エイラしか知らなかった彼と、いまの彼は違った。
〈変異〉の年の間、彼は確かにエイラという不思議な女に惹かれた。それが彼らをつなぐ神秘的な絆のためであれ、それ以外の何かのためであれ、その事実を否定はしない。
だが、いま彼の前にいるのは、エイルという友である。よく笑い、すぐ腹を立て、彼を手助け、彼に呆れ、彼のために厳しいことを言う、友だ。
その名はふたつでも、彼らはふたりではない。いや、「彼ら」ではない。「彼」だ。
エイル当人ですら混同しかけるその境界をシーヴははっきりと見極めていた。
「……知らない」
エイルは、呟くように言った。
「何?」
「お前は知らないよ、シーヴ」
エイルの言葉はシーヴの言葉を否定するものだったが、そこに拒絶の感じはない。シーヴが反応に迷う隙にエイルは続ける。
「お前は、俺に起きたことを知らない。なのに、俺を知ってると言う。それは、何だかものすごく」
言葉はそこで切れた。「腹が立つ」と続くものか「嬉しい」とでも続くものか、どちらとも取れた。
「俺、帰るよ」
不意に言ったエイルの表情は、先ほどまであった、霞がかったような雰囲気をなくしていた。

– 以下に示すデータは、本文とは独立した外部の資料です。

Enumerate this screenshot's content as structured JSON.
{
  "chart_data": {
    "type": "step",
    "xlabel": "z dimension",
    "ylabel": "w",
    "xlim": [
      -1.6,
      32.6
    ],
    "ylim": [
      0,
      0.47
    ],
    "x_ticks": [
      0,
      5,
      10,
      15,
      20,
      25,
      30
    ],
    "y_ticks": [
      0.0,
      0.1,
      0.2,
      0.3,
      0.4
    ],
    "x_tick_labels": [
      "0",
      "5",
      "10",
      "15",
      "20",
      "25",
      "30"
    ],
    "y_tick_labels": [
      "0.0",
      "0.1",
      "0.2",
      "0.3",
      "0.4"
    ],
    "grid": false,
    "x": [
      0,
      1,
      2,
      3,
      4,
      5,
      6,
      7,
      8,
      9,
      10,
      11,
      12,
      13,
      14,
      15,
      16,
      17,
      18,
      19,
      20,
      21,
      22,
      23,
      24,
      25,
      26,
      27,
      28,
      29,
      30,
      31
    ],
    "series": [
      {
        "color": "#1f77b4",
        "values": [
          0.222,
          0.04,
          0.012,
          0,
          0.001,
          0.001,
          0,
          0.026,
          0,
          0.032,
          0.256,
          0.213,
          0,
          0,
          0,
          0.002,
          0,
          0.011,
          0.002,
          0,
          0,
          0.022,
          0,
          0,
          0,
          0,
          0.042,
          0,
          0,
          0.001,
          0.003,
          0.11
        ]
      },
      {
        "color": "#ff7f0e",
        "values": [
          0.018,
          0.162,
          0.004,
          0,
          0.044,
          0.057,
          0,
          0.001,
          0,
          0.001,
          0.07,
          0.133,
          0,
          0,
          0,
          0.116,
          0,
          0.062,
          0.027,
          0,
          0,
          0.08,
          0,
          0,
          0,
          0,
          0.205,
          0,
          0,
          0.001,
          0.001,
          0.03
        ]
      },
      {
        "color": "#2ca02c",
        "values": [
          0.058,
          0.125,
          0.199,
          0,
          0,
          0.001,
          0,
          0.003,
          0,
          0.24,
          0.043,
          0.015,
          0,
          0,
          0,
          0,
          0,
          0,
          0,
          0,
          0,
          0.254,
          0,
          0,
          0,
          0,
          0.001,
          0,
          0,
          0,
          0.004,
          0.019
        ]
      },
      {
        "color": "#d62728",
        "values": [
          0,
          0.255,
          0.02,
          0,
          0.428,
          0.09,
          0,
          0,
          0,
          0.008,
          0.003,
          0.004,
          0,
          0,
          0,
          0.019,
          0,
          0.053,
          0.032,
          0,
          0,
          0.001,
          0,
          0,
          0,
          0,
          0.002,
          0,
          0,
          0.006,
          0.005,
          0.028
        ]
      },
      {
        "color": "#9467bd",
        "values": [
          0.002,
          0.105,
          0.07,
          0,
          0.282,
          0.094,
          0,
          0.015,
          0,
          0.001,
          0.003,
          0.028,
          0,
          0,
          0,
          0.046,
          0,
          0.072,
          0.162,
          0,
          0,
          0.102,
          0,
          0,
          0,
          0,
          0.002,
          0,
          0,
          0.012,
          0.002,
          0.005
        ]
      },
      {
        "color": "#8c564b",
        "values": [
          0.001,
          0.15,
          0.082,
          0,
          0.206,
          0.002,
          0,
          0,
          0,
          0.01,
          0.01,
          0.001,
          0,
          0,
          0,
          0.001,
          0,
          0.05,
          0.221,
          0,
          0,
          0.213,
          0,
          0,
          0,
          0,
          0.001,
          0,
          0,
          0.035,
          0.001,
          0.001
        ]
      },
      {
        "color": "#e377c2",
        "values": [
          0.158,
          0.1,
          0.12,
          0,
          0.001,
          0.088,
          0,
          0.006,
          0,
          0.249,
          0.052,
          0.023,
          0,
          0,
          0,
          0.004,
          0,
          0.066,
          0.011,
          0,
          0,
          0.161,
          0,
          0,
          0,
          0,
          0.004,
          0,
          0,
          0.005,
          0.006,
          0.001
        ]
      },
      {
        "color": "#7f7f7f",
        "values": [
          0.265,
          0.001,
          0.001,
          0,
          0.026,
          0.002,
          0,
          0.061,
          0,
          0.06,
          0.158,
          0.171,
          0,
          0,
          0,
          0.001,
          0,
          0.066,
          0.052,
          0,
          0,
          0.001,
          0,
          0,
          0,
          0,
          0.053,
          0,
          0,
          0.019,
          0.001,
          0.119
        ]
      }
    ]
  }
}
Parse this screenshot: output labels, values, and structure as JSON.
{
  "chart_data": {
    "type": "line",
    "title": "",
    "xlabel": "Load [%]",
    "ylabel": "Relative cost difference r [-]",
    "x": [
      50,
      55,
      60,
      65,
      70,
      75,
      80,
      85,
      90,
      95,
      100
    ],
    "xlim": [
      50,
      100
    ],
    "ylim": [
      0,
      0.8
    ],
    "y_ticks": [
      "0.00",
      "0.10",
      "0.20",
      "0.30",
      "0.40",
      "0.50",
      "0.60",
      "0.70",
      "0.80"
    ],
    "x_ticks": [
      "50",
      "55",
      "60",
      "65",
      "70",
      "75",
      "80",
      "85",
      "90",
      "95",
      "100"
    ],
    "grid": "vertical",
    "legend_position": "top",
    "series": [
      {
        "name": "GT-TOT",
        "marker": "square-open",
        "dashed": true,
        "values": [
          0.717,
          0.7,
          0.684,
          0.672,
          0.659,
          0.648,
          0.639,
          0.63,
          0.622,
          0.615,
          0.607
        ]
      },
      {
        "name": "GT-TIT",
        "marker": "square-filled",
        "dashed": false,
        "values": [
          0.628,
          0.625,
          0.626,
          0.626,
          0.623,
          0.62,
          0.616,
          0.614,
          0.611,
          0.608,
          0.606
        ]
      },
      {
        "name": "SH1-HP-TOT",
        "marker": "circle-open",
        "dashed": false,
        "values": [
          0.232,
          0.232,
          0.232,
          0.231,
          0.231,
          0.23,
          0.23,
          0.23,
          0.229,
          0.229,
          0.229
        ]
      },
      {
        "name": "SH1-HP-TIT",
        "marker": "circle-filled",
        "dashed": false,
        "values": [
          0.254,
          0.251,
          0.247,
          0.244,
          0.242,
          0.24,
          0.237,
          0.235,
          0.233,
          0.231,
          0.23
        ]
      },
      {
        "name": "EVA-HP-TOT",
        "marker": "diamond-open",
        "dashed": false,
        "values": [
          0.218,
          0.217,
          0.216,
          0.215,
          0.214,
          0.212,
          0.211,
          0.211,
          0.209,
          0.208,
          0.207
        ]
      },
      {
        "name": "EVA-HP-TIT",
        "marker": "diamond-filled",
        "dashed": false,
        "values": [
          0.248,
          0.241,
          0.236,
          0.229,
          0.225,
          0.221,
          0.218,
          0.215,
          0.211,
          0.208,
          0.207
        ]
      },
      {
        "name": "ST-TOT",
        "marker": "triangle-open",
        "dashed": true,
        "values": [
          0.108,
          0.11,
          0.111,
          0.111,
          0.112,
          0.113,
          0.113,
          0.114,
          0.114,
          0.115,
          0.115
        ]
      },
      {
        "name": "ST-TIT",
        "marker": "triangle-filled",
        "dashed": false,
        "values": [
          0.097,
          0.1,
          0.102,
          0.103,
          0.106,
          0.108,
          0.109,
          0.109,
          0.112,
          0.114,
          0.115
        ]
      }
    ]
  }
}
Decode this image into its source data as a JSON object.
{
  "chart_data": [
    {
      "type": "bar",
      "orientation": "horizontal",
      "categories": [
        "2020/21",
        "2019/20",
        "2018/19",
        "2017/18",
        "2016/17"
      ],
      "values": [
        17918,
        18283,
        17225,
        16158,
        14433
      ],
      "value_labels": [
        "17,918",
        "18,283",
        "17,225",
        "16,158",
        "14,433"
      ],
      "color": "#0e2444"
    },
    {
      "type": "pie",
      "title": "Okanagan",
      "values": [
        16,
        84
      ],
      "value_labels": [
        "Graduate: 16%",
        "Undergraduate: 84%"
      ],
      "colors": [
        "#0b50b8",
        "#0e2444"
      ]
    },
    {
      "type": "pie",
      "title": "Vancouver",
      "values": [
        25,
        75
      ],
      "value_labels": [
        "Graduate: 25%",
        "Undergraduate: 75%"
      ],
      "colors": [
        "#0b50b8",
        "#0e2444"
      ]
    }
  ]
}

「砂漠に。〈塔〉のとこにさ。ちょっくら、アーレイドには『帰る』って言えなくなっちまってさ、きっついなと思ってたんだけど、お前と話したら何か、すっきりした」
シーヴは友人が本気でそう思っているのか、それとも儀礼的に口にしているだけなのか、見極めようとじっと黒い瞳を凝らす。
「アーレイドに……帰らないだと?」
彼はそこを問うた。
「言ったろ、筋を通す」
友人はそう答えた。
「それは、立派とも言えるが」
シーヴは納得できなかった。
「仕事を辞めたからと言って、アーレイド城に足を踏み入れちゃならん訳でもないだろう」
「それは、そうだけど」
エイルは迷うようだった。
「城の人たちはみんな忙しいんだ。無関係な人間になんか、かかずらってなんかいられないさ」
その返答はシーヴを驚かせた。と言っても、彼はその内容に驚いたのではない。
エイルは王女の名前も呼ばす、かつてシーヴを何度も苛つかせたようにファドック「様」とも言わず、ひと括りに「城の人たち」と言ったのだ。
まるで他人行儀に。
「では、それはそれとして」
またも不安にかられながら、シーヴは問うた。
「お前の母上は。アーレイドにおいでなのだろう。どうされた」
「母さんは、元気だよ。そりゃ、母ひとり子ひとりだし、忌々しいほどに元気でも息子として心配することもある。でもさ、あの人のためには俺はいない方がいいんだ」
「恋人、でも?」
夫を亡くした母親に対して息子が「自分はいない方がいい」と思う理由をシーヴはそう取った。だがエイルは笑って首を振る。
「作ってくれりゃ、俺はもっと安心だけどね」
彼はそんなことを言った。
「友だちが、いてさ。あんま頼りになると言える奴じゃないんだけど、少なくとも町憲兵で、母さんとも仲がいいんだ。俺がいなくても、母さんを訪れてくれてた。これからもそうしてくれると思う」
「何を言ってるんだ」
エイルの言葉が「もう母を訪れることはしない」と言っているように聞こえ、シーヴは眉をひそめた。
「俺だってたまにはシャムレイに行って母上にご挨拶するぞ」
父上や兄上の顔は見たくないが、とつけ加える。